Learning from Sadness and Pain

Today I spent some time with my friend, and just listening to him and how he is working through a really rough patch in life. I won’t share about his problems for sure, but I will share about what I learnt when I went through my own times of grieving and sadness.

There is always something to learn about yourself as you suffer.

I think I’ve gone through a lot of sadness, and in different forms. I’ve experienced grief from the passing of a loved one, the heartache of breaking up, the loss of a pet, moving and the change of where home is, alienation and exclusion, and the list goes on. It’s not a bad of honour, but it’s just the amount of things I was forced to learn at each of those times. I hated every moment of it, but I learnt the softness of my heart. I learnt how I can’t handle separation very well. It hurts for me to go through disunity. And I can’t stand the feeling of losing a pet.
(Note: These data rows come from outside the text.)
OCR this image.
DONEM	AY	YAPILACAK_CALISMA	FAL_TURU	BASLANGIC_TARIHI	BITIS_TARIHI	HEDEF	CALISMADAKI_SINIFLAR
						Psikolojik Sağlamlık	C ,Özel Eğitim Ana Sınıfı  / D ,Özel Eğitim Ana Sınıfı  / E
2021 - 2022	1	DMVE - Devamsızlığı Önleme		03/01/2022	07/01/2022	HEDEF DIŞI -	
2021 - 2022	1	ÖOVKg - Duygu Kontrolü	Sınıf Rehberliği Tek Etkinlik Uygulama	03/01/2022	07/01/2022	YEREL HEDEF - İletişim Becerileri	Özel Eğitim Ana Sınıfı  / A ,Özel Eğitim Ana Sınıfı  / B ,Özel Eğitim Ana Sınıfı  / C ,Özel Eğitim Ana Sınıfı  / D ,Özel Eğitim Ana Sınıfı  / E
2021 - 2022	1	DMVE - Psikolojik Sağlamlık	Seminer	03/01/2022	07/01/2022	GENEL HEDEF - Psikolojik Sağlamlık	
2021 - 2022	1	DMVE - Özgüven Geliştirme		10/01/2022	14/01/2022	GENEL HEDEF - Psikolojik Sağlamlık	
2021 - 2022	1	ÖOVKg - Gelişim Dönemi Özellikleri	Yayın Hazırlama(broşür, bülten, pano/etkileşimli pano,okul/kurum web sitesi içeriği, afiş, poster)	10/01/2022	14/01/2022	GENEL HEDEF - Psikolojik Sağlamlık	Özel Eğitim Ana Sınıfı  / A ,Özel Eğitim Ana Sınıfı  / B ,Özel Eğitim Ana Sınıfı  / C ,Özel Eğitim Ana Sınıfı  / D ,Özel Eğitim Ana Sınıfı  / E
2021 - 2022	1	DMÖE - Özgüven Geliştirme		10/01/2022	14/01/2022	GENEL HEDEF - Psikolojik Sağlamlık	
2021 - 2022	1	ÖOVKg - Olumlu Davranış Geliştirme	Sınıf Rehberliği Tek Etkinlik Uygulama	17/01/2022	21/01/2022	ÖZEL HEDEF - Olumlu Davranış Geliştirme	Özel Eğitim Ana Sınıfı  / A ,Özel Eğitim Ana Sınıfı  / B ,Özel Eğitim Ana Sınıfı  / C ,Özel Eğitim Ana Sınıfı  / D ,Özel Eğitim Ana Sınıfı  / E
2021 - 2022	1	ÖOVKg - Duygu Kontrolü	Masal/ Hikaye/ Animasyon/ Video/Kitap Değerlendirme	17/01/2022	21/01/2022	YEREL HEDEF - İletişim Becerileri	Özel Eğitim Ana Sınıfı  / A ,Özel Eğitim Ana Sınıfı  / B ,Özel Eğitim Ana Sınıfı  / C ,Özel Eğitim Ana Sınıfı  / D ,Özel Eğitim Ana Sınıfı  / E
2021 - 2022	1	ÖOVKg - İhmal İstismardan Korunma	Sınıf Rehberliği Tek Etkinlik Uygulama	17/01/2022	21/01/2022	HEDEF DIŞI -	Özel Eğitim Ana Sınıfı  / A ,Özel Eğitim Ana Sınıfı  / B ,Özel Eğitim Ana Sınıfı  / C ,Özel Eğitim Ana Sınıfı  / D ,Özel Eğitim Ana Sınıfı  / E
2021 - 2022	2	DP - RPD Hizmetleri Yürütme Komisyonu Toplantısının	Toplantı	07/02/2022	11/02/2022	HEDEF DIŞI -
One of the key things I end up asking myself is how I could have avoided the situation. How could I not feel sad? Is there a way to avoid it? What do I need to do to make sure I can avoid this feeling? In this whole portion, I also found out how avoidant I am about sadness, and the length I would go to to make sure that I don’t feel too sad. But with things like death, I don’t have much of a choice. I have learnt to accept death, though extremely painful.

There is always something to learn about the world around you.

The world is not a great place, and as much as a lot of people like to say that everyone in the world is just trying to make the world a better place, they’re just trying to make the world better for them, and it’s always at someone’s expense one way or another. That itself is a sad situation.

But directly dealing with things like grief and loss, I have learnt that it is actually common in the world. We are all sad creatures that are dealing with loss in one way or another. In fact, we’re losing time as I type this and as you read it. It doesn’t mean that I’m going to cry about it, but at the same time, I’m not really happy that I’m losing time. But I will cry about losing a friend, about losing a friend to death, and about losing animals to death too.

The way the person dies is almost irrelevant, I will feel sad the same way. It is the absence of the person. The distance of eternity of living and dead, and I can never speak with the person this exact same way ever again. Death is the worst because I just cannot do anything to link back up with the person ever again. There is no more connection. It hurts the most.

There is something to place about God at a time of loss.

Perhaps God isn’t your term for this. But there’s this entity, after all your shouting and screaming, beyond the other sad people. There’s this person that you ask “Why did you take this away from me?”

This question to this entity, I call God, and I know as God. I ask Him often (I attribute male because I am male, but I assume gender as a human thing, not a divine thing), why do you allow humans to take away from each other? To murder, to steal, to take emotions away.

My answer from Him is usually because they can choose to give as well. As much as I am grieving from loss, I am also glad when receiving something. I am glad to to give sometimes, not all the time, because when I choose to give, I’m choosing to part with something.

This portion gets a bit more Christian, but bear with me, I’m just sharing what I learnt about God through my sadness.

This frames as well my idea of Jesus as a saviour, as God’s gift to mankind. It’s an imagery of God parting with Jesus. It is sad, it is hard. It is painful and difficult. But he gives Jesus to us for the sake of our futures. It is good to receive Jesus because I can later have a solving of a lot other brokenness because what having Jesus means.

It is painful, but God relates. It is separation. God relates.

Why, God? Because there’s something to learn from it.

It might never feel good, but I am learning from it.


I don’t know how to cheer people up very well, as you can tell. All I can ever say is, I know your pain, and I will cry with you. I am crying with you tonight my buddy. I hope it cheers you up a bit to know that.

Why, God? What do we have to learn today?